La prison dont il est question n'a rien
à voir avec le centre pénitentiaire actuel. Le château en a fait
office, nous l'avons vu. Sous la révolution les lieux de détention
ont été multiples. Mais c'est sans doute la prison du Bouffay qui a
pu être le théâtre de cette évasion. Située à l'époque en
plein centre ville, au bord de la Loire tout comme le château
(c'était avant les comblements) elle a disparu au 19ème siècle. La
maison d'arrêt qui l'avait remplacée - et jouxtait les anciens
locaux de Dastum – a elle même fermé, pour être transférée en
périphérie nantaise.
Aujourd'hui la légende ne se vérifie
plus. La spectaculaire prise d'otages de Georges Courtois en décembre
1985 n'échappe pas à la règle. Non plus la tentative d'un détenu
en juin dernier avec barreaux sciés et draps de lit (un classique)
qui lui a valu huit mois de plus
Notre prisonnier de la semaine a été
chanté et collecté dans le pays de Retz. Ce texte est noté dans le
manuscrit « Poiraud » un recueil d'une centaine de
chansons compilé par un violoneux de la région de Pornic. Comme
beaucoup de versions elle présente les caractéristiques d'un chant
à danser. Il faudrait un ouvrage entier pour étudier toutes les
interprétations de cette chanson. Nous nous contenterons de vous
recommander deux autres versions remarquables en pays nantais : un
rond paludier chanté par Jean Rivallant dont pouvez entendre la
version originale sur deux disques (2) et une mélodie collectée en
pays de Chateaubriant vers 1900 par Abel Soreau (3). A noter que
cette dernière est la seule qui se risque à donner le nom du
prisonnier : il s'appellerait Antoine !
Ce qui est remarquable c'est la
quantité de refrains différents adaptés à ce texte. Au moins 70
dans l'ouest et plus de cent au Canada. La localisation change peu.

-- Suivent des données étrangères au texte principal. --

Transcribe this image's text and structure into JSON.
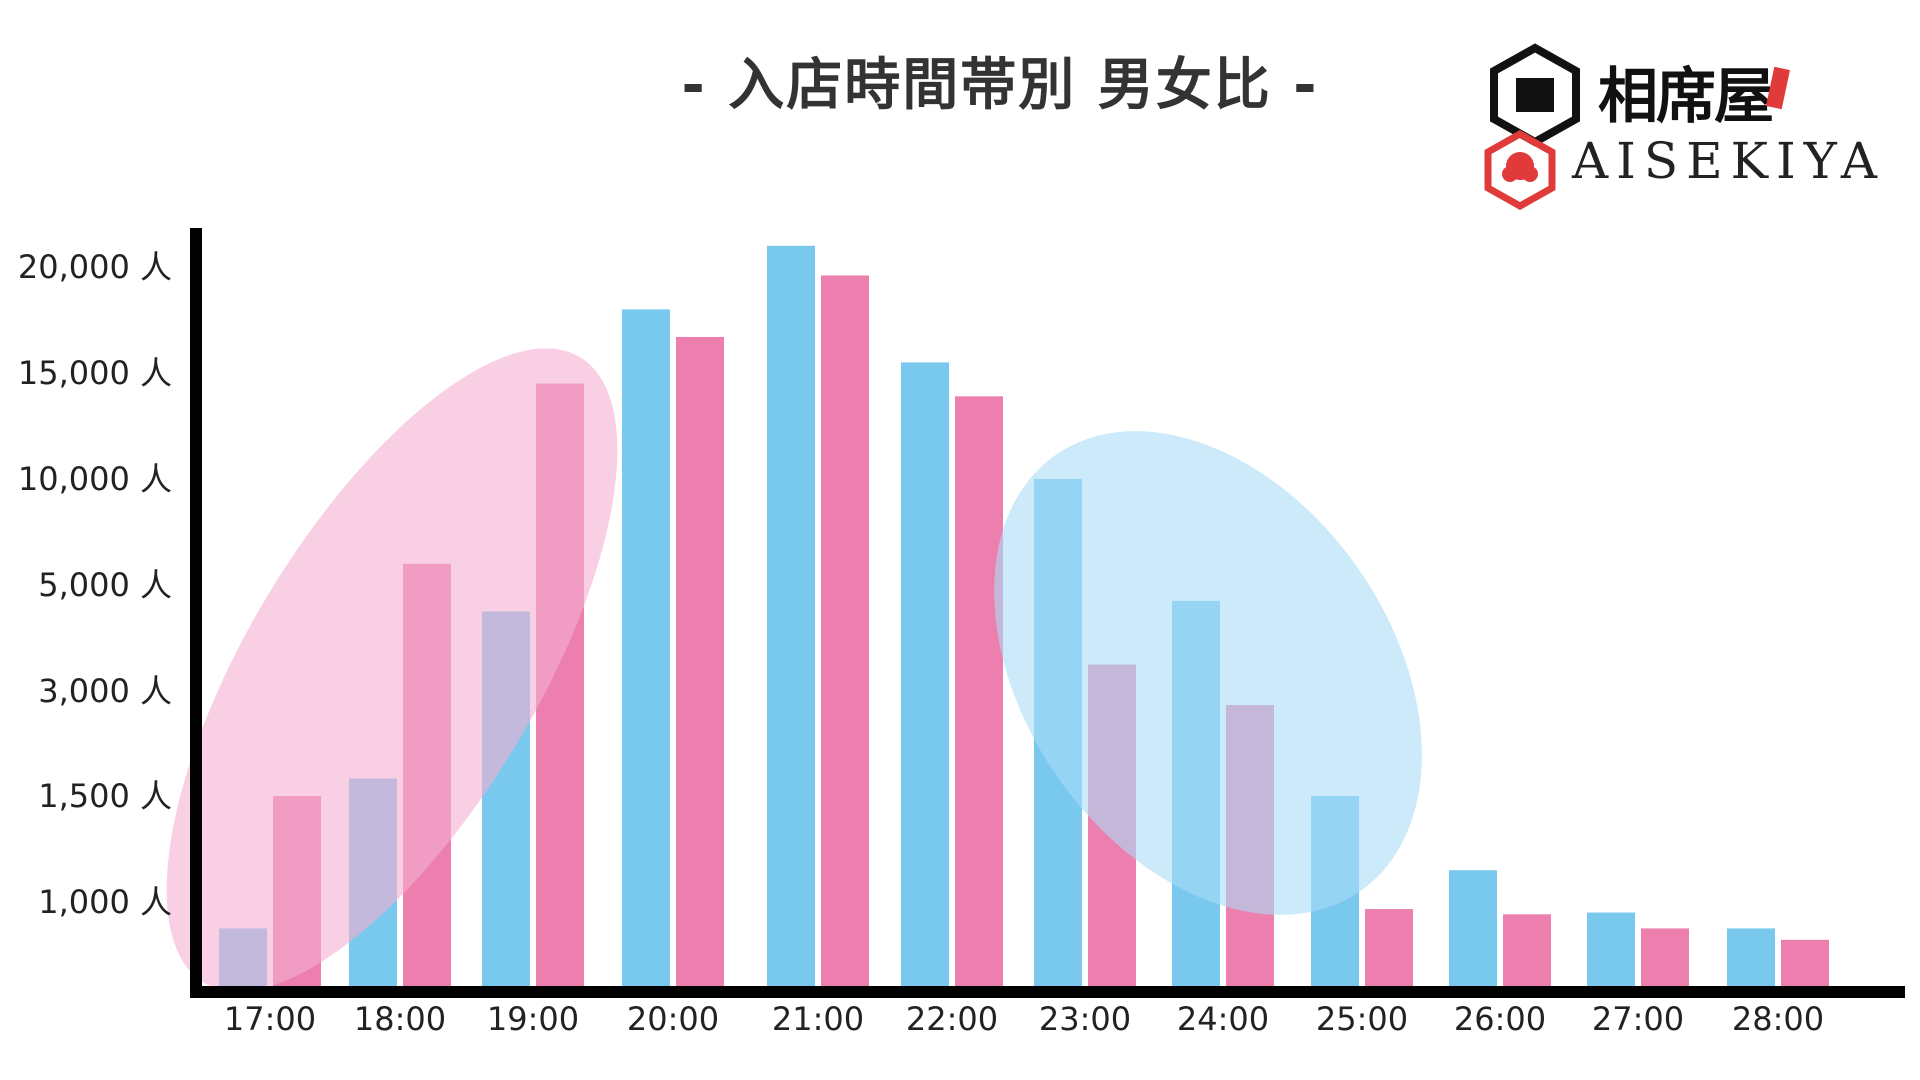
{
  "title": "- 入店時間帯別 男女比 -",
  "logo": {
    "jp_text": "相席屋",
    "en_text": "AISEKIYA",
    "brand_color": "#e03a3a"
  },
  "chart_data": {
    "type": "bar",
    "title": "- 入店時間帯別 男女比 -",
    "xlabel": "",
    "ylabel": "",
    "categories": [
      "17:00",
      "18:00",
      "19:00",
      "20:00",
      "21:00",
      "22:00",
      "23:00",
      "24:00",
      "25:00",
      "26:00",
      "27:00",
      "28:00"
    ],
    "y_tick_labels": [
      "1,000 人",
      "1,500 人",
      "3,000 人",
      "5,000 人",
      "10,000 人",
      "15,000 人",
      "20,000 人"
    ],
    "y_tick_values": [
      1000,
      1500,
      3000,
      5000,
      10000,
      15000,
      20000
    ],
    "series": [
      {
        "color": "#79c9ef",
        "values": [
          700,
          1750,
          4500,
          18000,
          21000,
          15500,
          10000,
          4700,
          1500,
          1150,
          880,
          700
        ]
      },
      {
        "color": "#ec7fae",
        "values": [
          1500,
          6000,
          14500,
          16700,
          19600,
          13900,
          3500,
          2800,
          920,
          860,
          700,
          570
        ]
      }
    ],
    "highlights": [
      {
        "color": "#f4afd0",
        "covers": [
          "17:00",
          "18:00",
          "19:00"
        ]
      },
      {
        "color": "#aadcf6",
        "covers": [
          "23:00",
          "24:00",
          "25:00"
        ]
      }
    ],
    "grid": false,
    "legend": "none"
  }
}
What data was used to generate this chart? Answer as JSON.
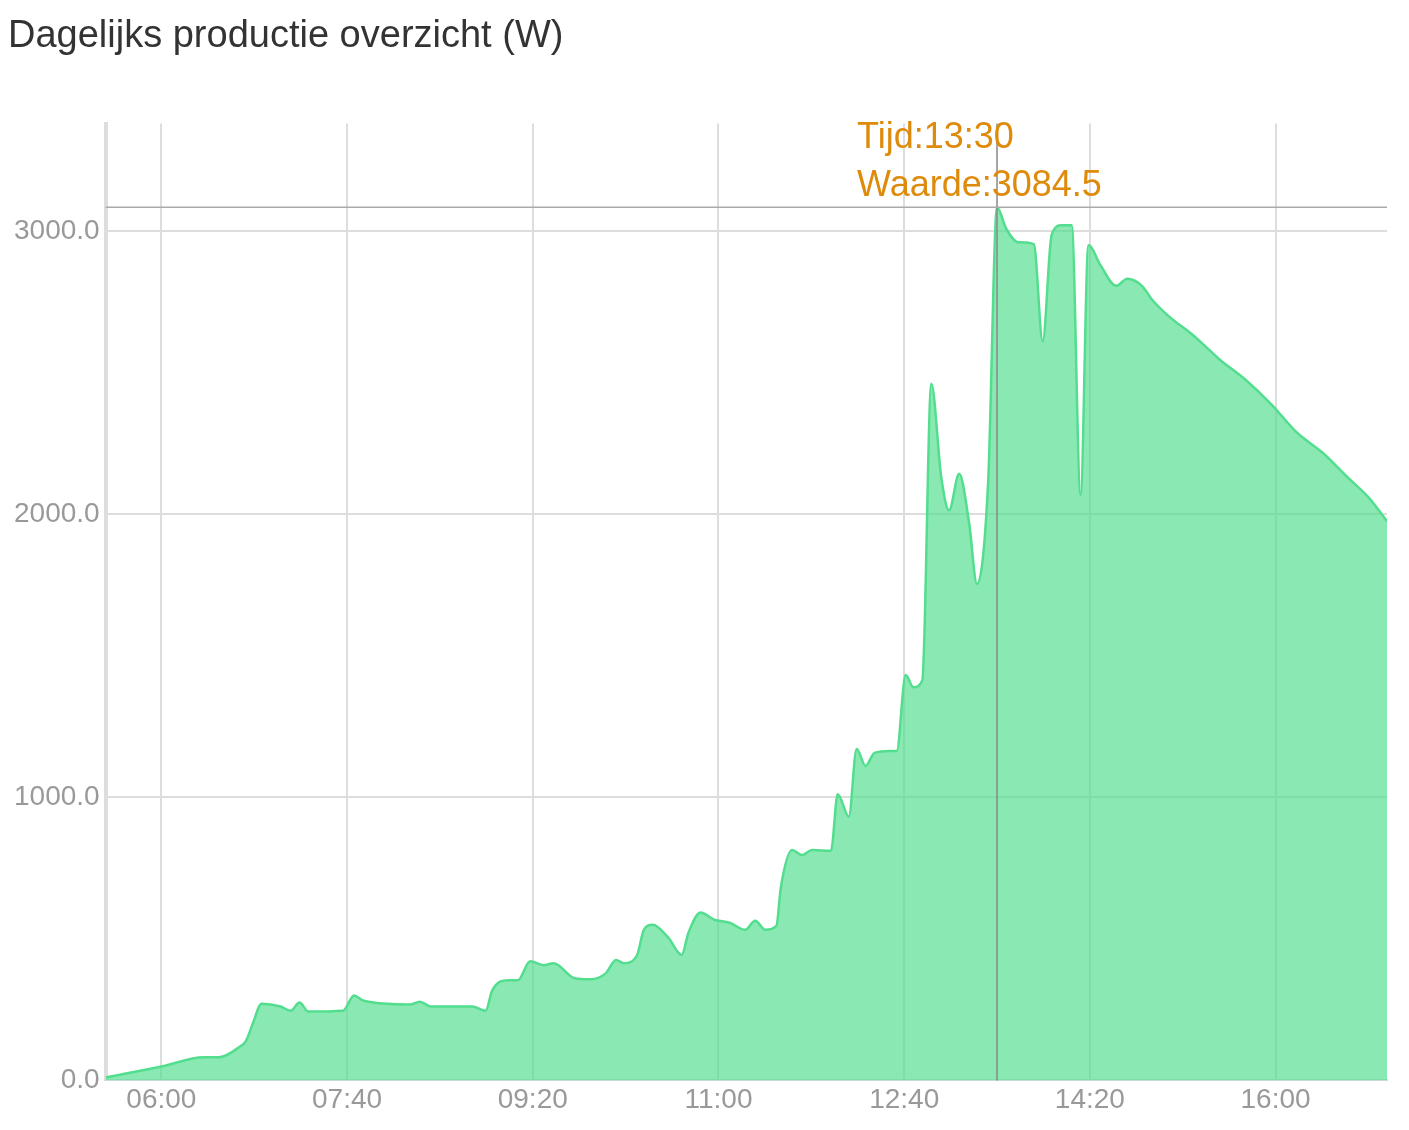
{
  "chart_data": {
    "type": "area",
    "title": "Dagelijks productie overzicht (W)",
    "x": [
      5.5,
      6.01,
      6.38,
      6.52,
      6.7,
      6.76,
      6.82,
      6.9,
      7.07,
      7.16,
      7.24,
      7.32,
      7.63,
      7.73,
      7.81,
      8.23,
      8.32,
      8.42,
      8.79,
      8.91,
      8.97,
      9.11,
      9.2,
      9.31,
      9.43,
      9.52,
      9.71,
      9.85,
      9.99,
      10.08,
      10.15,
      10.27,
      10.33,
      10.41,
      10.55,
      10.67,
      10.73,
      10.84,
      10.96,
      11.1,
      11.24,
      11.33,
      11.42,
      11.52,
      11.56,
      11.66,
      11.75,
      11.84,
      12.01,
      12.07,
      12.17,
      12.24,
      12.32,
      12.4,
      12.54,
      12.6,
      12.68,
      12.75,
      12.83,
      12.91,
      13.0,
      13.07,
      13.16,
      13.25,
      13.32,
      13.42,
      13.5,
      13.58,
      13.69,
      13.83,
      13.91,
      13.99,
      14.08,
      14.17,
      14.25,
      14.32,
      14.43,
      14.57,
      14.67,
      14.8,
      14.9,
      15.04,
      15.27,
      15.5,
      15.73,
      15.96,
      16.19,
      16.42,
      16.65,
      16.84,
      17.0
    ],
    "series": [
      {
        "color": "#52de8e",
        "values": [
          10,
          50,
          82,
          82,
          118,
          140,
          200,
          271,
          261,
          246,
          275,
          243,
          246,
          300,
          282,
          268,
          278,
          261,
          261,
          246,
          318,
          354,
          354,
          421,
          407,
          414,
          361,
          357,
          379,
          425,
          414,
          443,
          532,
          550,
          504,
          443,
          521,
          593,
          568,
          557,
          532,
          564,
          532,
          546,
          682,
          814,
          796,
          814,
          811,
          1011,
          932,
          1171,
          1111,
          1157,
          1164,
          1164,
          1432,
          1389,
          1414,
          2461,
          2129,
          2014,
          2143,
          1968,
          1754,
          2111,
          3084.5,
          3011,
          2961,
          2954,
          2611,
          2986,
          3021,
          3021,
          2068,
          2950,
          2879,
          2807,
          2832,
          2807,
          2754,
          2700,
          2629,
          2546,
          2475,
          2389,
          2289,
          2218,
          2129,
          2057,
          1975
        ]
      }
    ],
    "xlim": [
      5.5,
      17.0
    ],
    "xticks": [
      {
        "value": 6,
        "label": "06:00"
      },
      {
        "value": 7.6667,
        "label": "07:40"
      },
      {
        "value": 9.3333,
        "label": "09:20"
      },
      {
        "value": 11,
        "label": "11:00"
      },
      {
        "value": 12.6667,
        "label": "12:40"
      },
      {
        "value": 14.3333,
        "label": "14:20"
      },
      {
        "value": 16,
        "label": "16:00"
      }
    ],
    "ylim": [
      0,
      3380
    ],
    "yticks": [
      {
        "value": 0,
        "label": "0.0"
      },
      {
        "value": 1000,
        "label": "1000.0"
      },
      {
        "value": 2000,
        "label": "2000.0"
      },
      {
        "value": 3000,
        "label": "3000.0"
      }
    ],
    "ref_lines": [
      {
        "axis": "x",
        "value": 13.5,
        "label": "Tijd:13:30",
        "color": "#888888"
      },
      {
        "axis": "y",
        "value": 3084.5,
        "label": "Waarde:3084.5",
        "color": "#aaaaaa"
      }
    ],
    "grid": true,
    "legend": false,
    "marker": "none",
    "line_style": "solid"
  }
}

Nantes est parfois devenue Rennes (en Ille et Vilaine) Avranches (en
Normandie) ou encore Marmande (en vallée d'Ossau). En revanche la
traversée de l'Atlantique, pourtant due aux marins nantais, a été
fatale à la cité des Ducs de Bretagne. Les versions canadiennes qui
situent l'action dans les prisons de Londres sont les plus nombreuses
dans les interprétations maritimes, Nantes conservant son statut à
l'intérieur des terres (4) .
Pour en finir (provisoirement) avec ce
sujet vous trouverez à la suite des paroles de la chanson :
- une version « de montage »
récapitulant les différentes péripéties,
- puis un grand classique de la chanson paillarde qui débute de façon identique mais finit sans évasion bien que dans une certaine allégresse
- puis un grand classique de la chanson paillarde qui débute de façon identique mais finit sans évasion bien que dans une certaine allégresse
- et enfin le couplet inspiré à Georges
Brassens pour « la route au quatre chansons ».
Notes
1 – version acadienne recueillie en
1958 auprès d'Albert Morneault et publiée sur un 33 tours intitulé
Acadie et Québec (renseignement donné par Robert Bouthiller)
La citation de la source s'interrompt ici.